Monday, February 9, 2009

Before, With and Against

There is this theme repeating throughout Ewick and Sibley’s account of the common place if law, which I have used as a partial title to this entry, that I find rather interesting. Before, with, and against the law. While the authors do present law as existing on several different levels, consisting of many actors and players, they also tend to draw on some their interviewees opinions that law is this sort of abstract force that one best not cross. These three themes – before, with and after, truly seem to uphold that second idea of the law as a sort of supreme force.
The idea of the law in itself is almost too big to imagine. When I hear the word law, as do many of the interviewees in this account, my mind doesn’t necessary go to the many players who make up a part of the system. Instead, I do find myself thinking about this abstract force that is supposed to dispense justice and uphold the peace. Without law, chaos would ensue. Somehow, the system keeps us all in check, yet it is a confusing and mystifying establishment. Millie Simpson said that at the conclusion of her case, the judge delivered his judgment in such a way that she “didn’t even understand what he was saying” (p. 92). Bess Sherman too found herself mystified by the extent of the law she dealt with in order to find her Social Security check, and the power wielded by her doctors in influencing that decision.

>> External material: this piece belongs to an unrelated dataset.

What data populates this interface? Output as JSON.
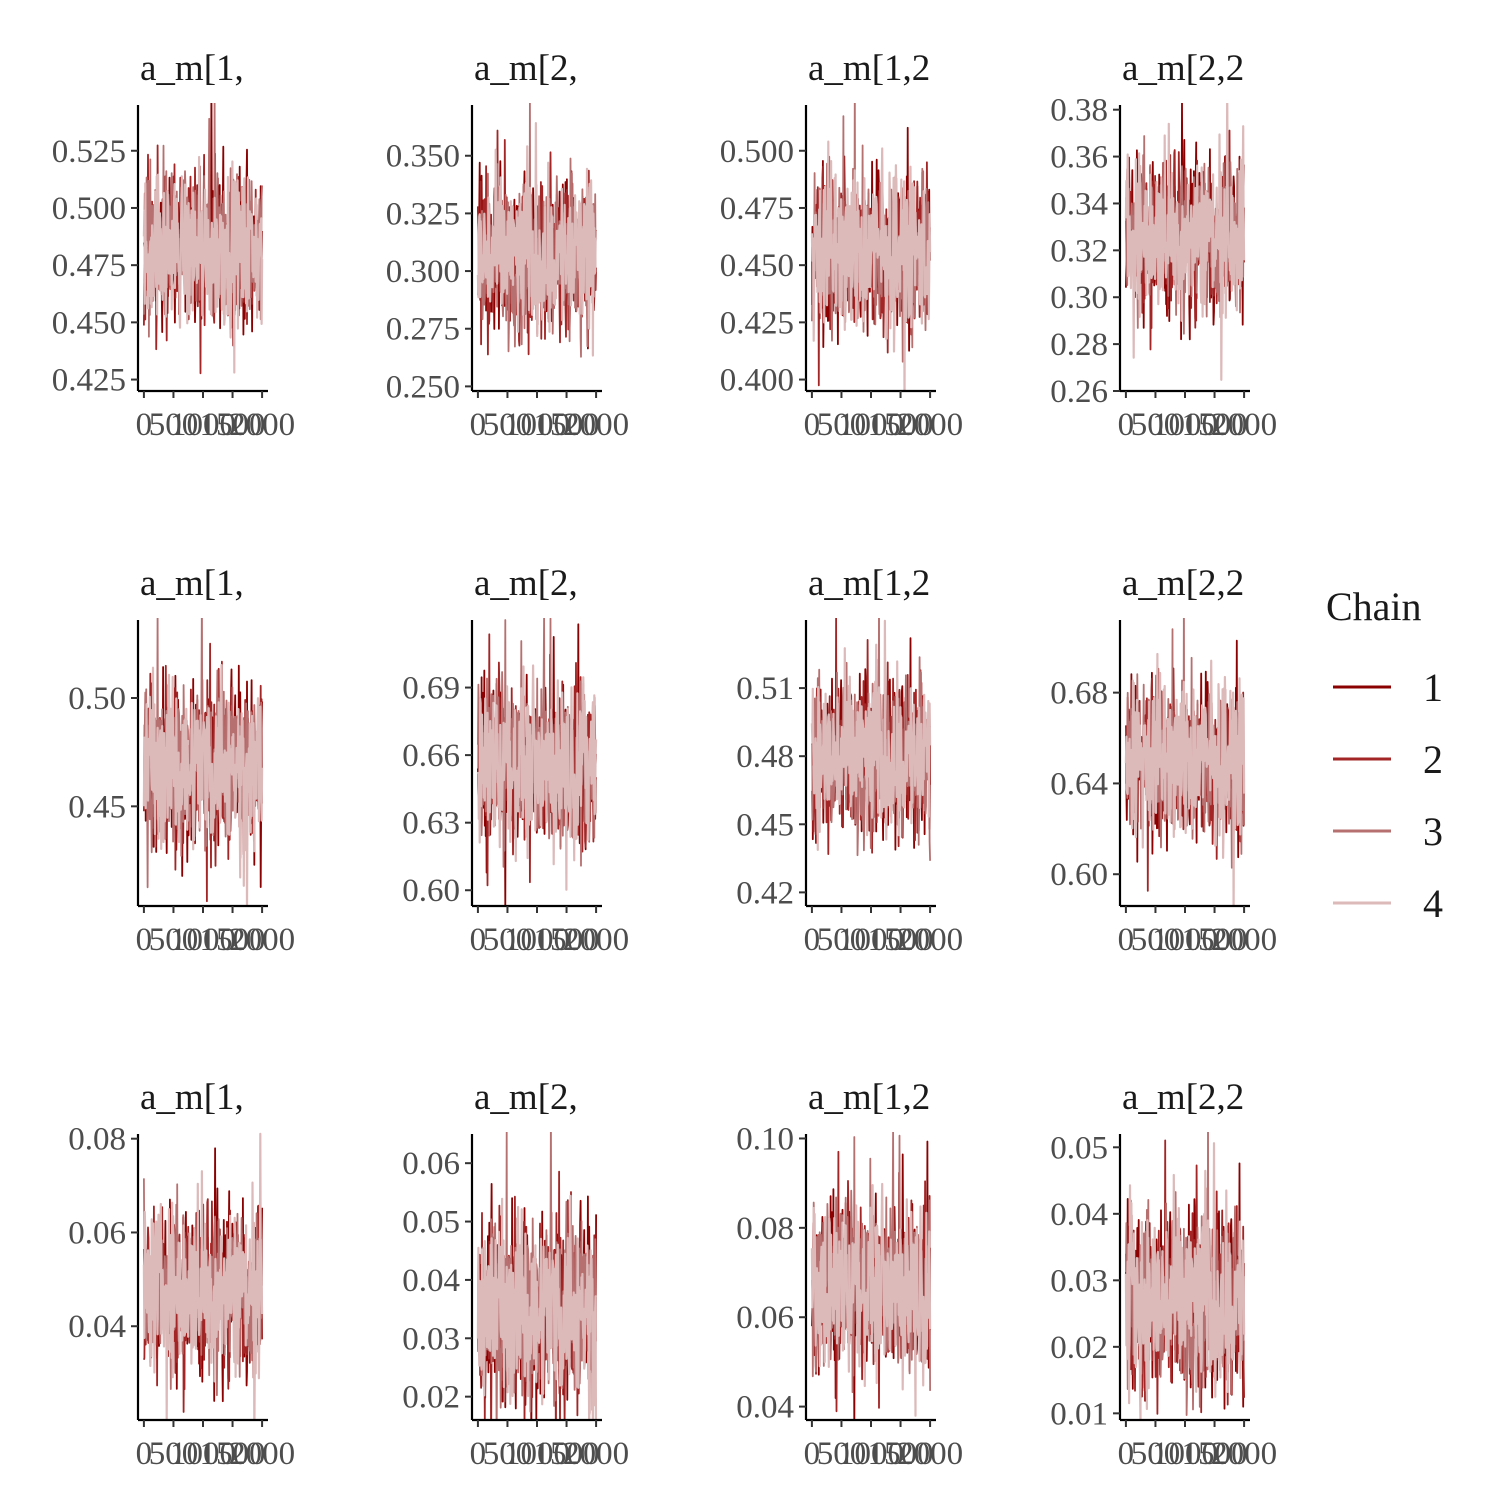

A lot of this interviews resulted in accounts such as this, with a feelings of confusion, or apprehension or bewilderment at the idea of law as this intimidating force that runs our lives. I do find it interesting though, that in many cases the interviews do refer in some ways to the players that make up the system, while in much of the time it’s simply the system or idea of law that is recognized. Yes, we tend to see the law and justice as this sort of force or abstract ideology which we follow, but it is upheld, carried out and dispensed by a vast group of actors. Law is perpetuated by people. It is a social process in which people challenge each other, or companies, or work together.
In this respect, I find it amazing that the Law and Society movement still seems rather undeveloped and in its infancy. We have talked about natural law, but really there is no law in nature like the kind we have established here within our society. Law requires people; it requires some type of social interaction between many different people. It is not necessarily this isolated, abstract idea that governs our lives, as we often believe it is, but a process infiltrated with people. One does not necessarily stand before, with or against the law. Rather, he stands before a judge, with his lawyer and his accuser. The world is s stage, and we are all players, and no truer words could spoken when talking about the law.